Health officials believe that two rave parties in Europe sparked the outbreak, and they noted that a number of cases have occurred in gay and bisexual men. But Ben-Aderet told The Sacramento Bee that he advised against associating the disease with a specific group of people.  

“Viruses and bacteria, they don’t discriminate, and they don’t have a specific type of people they like, and they’re happy to infect just about anybody. Just because a disease might be more prevalent in a certain population at first doesn’t mean that it can’t then infect another population,” Ben-Aderet told The Sacramento Bee.

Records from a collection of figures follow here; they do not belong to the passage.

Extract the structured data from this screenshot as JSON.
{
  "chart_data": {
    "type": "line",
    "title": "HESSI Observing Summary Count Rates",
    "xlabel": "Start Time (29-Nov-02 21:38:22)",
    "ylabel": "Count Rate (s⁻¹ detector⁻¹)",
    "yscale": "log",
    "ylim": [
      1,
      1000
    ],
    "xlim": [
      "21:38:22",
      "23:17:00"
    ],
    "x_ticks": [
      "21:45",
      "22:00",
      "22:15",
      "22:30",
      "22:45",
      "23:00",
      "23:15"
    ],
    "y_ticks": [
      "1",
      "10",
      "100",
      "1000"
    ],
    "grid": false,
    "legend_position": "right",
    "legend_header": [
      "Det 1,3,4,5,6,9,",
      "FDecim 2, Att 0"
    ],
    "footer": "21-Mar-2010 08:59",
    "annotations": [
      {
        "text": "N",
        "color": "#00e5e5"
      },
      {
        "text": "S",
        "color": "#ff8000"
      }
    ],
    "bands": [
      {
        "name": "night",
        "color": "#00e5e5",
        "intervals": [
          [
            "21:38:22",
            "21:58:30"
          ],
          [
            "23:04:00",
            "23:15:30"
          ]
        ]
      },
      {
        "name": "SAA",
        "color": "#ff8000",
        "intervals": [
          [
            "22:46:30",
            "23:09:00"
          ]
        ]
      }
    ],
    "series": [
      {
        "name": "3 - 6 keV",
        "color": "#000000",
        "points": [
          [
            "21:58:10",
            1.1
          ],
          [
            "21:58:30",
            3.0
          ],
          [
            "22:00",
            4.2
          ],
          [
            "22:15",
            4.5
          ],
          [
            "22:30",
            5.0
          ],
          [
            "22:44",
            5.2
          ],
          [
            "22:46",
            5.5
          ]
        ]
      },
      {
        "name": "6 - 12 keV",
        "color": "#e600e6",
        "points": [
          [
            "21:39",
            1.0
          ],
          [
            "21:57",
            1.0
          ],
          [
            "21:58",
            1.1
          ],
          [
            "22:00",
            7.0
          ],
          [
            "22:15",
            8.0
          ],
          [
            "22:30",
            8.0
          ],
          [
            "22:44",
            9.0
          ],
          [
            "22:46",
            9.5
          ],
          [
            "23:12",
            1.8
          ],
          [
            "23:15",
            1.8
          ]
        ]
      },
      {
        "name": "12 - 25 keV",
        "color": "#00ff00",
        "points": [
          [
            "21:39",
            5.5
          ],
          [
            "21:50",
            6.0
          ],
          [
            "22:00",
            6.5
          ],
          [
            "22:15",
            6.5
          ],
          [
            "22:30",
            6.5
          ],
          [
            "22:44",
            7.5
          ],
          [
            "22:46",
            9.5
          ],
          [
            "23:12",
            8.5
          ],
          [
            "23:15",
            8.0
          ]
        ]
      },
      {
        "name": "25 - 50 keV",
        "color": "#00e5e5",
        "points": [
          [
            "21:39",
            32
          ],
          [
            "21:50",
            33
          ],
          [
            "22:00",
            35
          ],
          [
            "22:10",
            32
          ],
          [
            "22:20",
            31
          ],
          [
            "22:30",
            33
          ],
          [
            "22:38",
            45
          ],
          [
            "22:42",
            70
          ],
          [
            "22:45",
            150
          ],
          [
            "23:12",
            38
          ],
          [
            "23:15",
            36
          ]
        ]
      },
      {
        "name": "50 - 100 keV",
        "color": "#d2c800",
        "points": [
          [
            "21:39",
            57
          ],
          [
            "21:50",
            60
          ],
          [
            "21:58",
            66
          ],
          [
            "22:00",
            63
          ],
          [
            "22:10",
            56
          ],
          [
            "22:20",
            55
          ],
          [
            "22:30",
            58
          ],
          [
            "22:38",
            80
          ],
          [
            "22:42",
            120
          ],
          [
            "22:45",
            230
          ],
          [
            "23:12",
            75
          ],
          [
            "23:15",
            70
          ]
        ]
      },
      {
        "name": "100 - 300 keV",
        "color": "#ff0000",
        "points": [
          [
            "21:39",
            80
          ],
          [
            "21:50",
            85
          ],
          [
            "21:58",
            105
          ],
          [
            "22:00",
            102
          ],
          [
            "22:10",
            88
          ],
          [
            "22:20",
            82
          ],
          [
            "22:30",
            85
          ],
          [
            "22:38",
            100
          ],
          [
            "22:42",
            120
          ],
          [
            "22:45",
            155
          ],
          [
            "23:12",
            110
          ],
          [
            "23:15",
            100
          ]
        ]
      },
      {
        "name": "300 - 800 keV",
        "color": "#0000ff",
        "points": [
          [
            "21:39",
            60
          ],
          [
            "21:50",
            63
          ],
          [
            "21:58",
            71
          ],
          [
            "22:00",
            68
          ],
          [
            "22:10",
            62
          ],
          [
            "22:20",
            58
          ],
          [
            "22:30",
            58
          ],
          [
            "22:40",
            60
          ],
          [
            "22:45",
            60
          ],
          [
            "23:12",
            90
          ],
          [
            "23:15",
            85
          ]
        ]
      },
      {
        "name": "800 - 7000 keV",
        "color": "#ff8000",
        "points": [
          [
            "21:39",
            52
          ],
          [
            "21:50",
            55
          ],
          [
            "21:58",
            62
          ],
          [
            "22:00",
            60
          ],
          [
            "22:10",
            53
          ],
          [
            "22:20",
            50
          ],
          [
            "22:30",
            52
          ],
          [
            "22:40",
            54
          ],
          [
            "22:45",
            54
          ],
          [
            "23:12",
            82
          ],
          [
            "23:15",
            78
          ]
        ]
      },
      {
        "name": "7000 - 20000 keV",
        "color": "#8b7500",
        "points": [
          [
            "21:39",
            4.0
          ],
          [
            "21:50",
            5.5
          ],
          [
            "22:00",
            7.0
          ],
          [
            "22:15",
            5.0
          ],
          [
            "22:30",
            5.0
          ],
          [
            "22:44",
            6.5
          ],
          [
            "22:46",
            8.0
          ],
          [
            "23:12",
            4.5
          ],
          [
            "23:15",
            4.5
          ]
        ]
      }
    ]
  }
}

While monkeypox can be a serious illness and the public should be aware of how it spreads, people shouldn’t worry that this outbreak will escalate to the scale of the COVID-19 pandemic, Ben-Aderet said. “It doesn’t have the capability to cause the level of damage and death and destruction that we’ve seen with COVID over the past two years,” he told The Sacramento Bee.

Rather than fear or panic, Ben-Aderet advised caution and avoiding animals and people who are sick as well as bedding or objects in contact with infected animals or people and practicing good hand hygiene.

“Follow our public health recommendations, follow the guidance, follow the situation as it’s updated. Understand that things change [and] understand that epidemics evolve and take the appropriate precautions,” Ben-Aderet told The Sacramento Bee.